Mr Morrison became choked up as he spoke about Australians living with a disability, including his brother-in-law Garry Warren who has multiple sclerosis.
"As my brother-in-law Garry also said to me, 'it is not flash being disabled but the good thing is that that's the condition you live with in Australia and that you're an Australian'," he said.
"That has always meant a lot to me."
Mr Morrison's voice then cracked, and he looked down and adjusted his papers as he paused and collected himself.
"They deserve our respect," he continued.
He finished his opening remarks saying "to all those Australians with a disability, their families, to Garry, this is for you".
Labor leader Bill Shorten said he was pleased the royal commission had been called before the imminent federal election.
"A royal commission into people with disabilities is overdue," he said.
"Labor supported this nearly two years ago. I'm glad the government's come on board on election eve.
"But I'm not even worried about the government's motivations here.
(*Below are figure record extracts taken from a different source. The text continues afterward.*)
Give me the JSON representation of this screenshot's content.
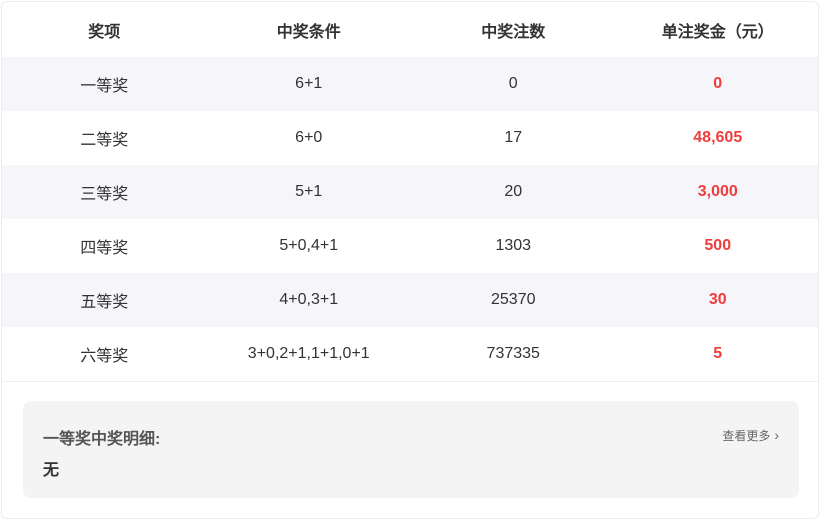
{
  "table": {
    "headers": [
      "奖项",
      "中奖条件",
      "中奖注数",
      "单注奖金（元）"
    ],
    "rows": [
      [
        "一等奖",
        "6+1",
        "0",
        "0"
      ],
      [
        "二等奖",
        "6+0",
        "17",
        "48,605"
      ],
      [
        "三等奖",
        "5+1",
        "20",
        "3,000"
      ],
      [
        "四等奖",
        "5+0,4+1",
        "1303",
        "500"
      ],
      [
        "五等奖",
        "4+0,3+1",
        "25370",
        "30"
      ],
      [
        "六等奖",
        "3+0,2+1,1+1,0+1",
        "737335",
        "5"
      ]
    ]
  },
  "detail": {
    "title": "一等奖中奖明细:",
    "value": "无",
    "more_label": "查看更多",
    "more_icon": "chevron-right-icon"
  },
  "colors": {
    "prize": "#f03c3c",
    "stripe": "#f5f5fa"
  }
}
This is what we wanted."
Greens senator Jordon Steele-John, who has used the year he has spent in federal politics leading the charge for a royal commission, said he was satisfied with the choice of commissioners.
"This is one of the most happy days of my life," he said.
"This is a great victory for the disability rights movement in Australia, for the Greens who have been campaigning alongside activists now for five years to get this done."
Interim report expected by end of next October
Mr Morrison said the draft terms of reference had attracted 3700 responses, a third of which came from people living with a disability.
Mr Sackville's supporting commissioners will be Barbara Bennett PSM, Dr Rhonda Galbally AC, Andrea Mason OAM, Alastair McEwin and the Honourable John Ryan AM.
"Importantly the panel of six commissioners includes those with a lived experience of disability as well as judicial and policy expertise, and including Indigenous leadership," Mr Morrison said.
"I want to thank all of those commissioners who have agreed to take on this incredibly important task."
Earlier this week, Treasurer Josh Frydenberg included $527 million for the disability royal commission in his first Budget.
The government expects the royal commission to release an interim report by the end of October next year, with a final report due by the end of April 2022.
Mr Morrison said, if re-elected next month, a Coalition government would give the royal commission more time if it needed.
He said the cost and time for the royal commission was greater than other inquiries because it would need additional resources to allow people with disabilities right across the country to give evidence.
"It is very important that those in remote communities also have a full opportunity to be engaged here," he said.
"But to provide the necessary supports for people with disabilities, the very practical supports that people with disabilities will require to engage with this royal commission will be greater, I suspect, than any royal commission we have held to date."